Sunday, May 03, 2015

Already May

     Time seems to fly for me, my to do list does not shrink much but know I stay busy.  Work takes a lot of that time but it pays the bills, and as long as I can work and earn a living, I will keep working.
     Things at Clayville.org are picking up, I am working Saturdays to get the garden planted by the Inn and to work on the herb garden.  And I am also doing a bit of working on my wardrobe for dress up days there, festivals and occasionally when I am tour guide.  My first day cap is done, not the best but from the first I know what I want to tweak with the pattern to make a better fit for my head, and am using low budget fabrics for the first few.
   My white shift is done, and I like the fit and feel better than the first one, and I finally have 2 aprons done, white cotton and 1 in heavy canvas.  The white one is now in the washer and once it is dry, I will get it ironed and have all my outfit ready the the festival this month.
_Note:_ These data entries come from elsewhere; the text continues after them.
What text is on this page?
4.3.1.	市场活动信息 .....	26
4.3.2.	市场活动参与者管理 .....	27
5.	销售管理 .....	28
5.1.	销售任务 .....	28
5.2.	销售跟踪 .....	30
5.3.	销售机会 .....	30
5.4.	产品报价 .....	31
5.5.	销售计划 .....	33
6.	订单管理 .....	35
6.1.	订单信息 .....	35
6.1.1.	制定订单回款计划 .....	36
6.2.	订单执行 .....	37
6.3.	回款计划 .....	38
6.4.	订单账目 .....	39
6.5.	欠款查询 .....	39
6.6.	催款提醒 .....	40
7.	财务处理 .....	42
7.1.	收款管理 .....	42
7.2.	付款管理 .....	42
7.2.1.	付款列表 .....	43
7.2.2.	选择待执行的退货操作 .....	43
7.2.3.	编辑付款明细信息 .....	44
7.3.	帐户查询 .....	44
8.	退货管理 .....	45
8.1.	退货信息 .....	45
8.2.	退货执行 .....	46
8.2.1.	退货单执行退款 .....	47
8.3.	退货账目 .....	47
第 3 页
   The scooter still needs an oil change but I did the Rebel today and then took it for a short run.  We are warming up fast now, but it seemed like a cool and slow spring.  The winter was not as cold as last winter, and plants outside wintered much better, so did all the weeds.  Ben is helping a lot with clean up and such outside, and with cooking meals here and some of the housework.
     I need to get some more sewing done for our club's UFDC event and such, I hope to get a blouse cut out and started tonight, the skirt is almost done but I need the blouse for final fitting.  And it looks like Doonell and I will be making most of the 200 sets of white bedding for that event, but we have plans/hopes for a workshop the end of May and hope some of the other club members have time and are willing to help cut, sew and press.
  And I am taking 2 vacation days and going to Galesburg to help Donnell with a BJD event for the club up there, it will be a fun mini vacation for me. Time with a doll friend I enjoy talking with, time away from home for just a short bit and dolls, a tight budget but I can afford a motel and the meals and so forth.
     I do like my life, and know my very tight budget is choices I made and I am working on getting that debt down and making wiser choices on doll and other not necessary spending.
     I am working on trying to stay healthy and accept that iron tablets and probably electrolyte will be part of my daily routine for the rest of my life but I am not having grand meal seizures now, and not having many small glitches, now and then, yes, but that is part of my normal, or at least is now.
     Like my right foot and lower leg, and the right shoulder, the left hand and arm, between the car accident and work in meat packing plants, pain is also a part of my normal.  I may not like it but I am learning to live with what I cannot change and make my life good, my way.
     I am very content without a dating or significant male relationship, I am calmer, happier and get done what I want done, and less stress and irritation over small and petty issues.  So, now that I am fed and still have a some time before I need to tuck into bed, I will get the load into the dryer and go play in my sewing space.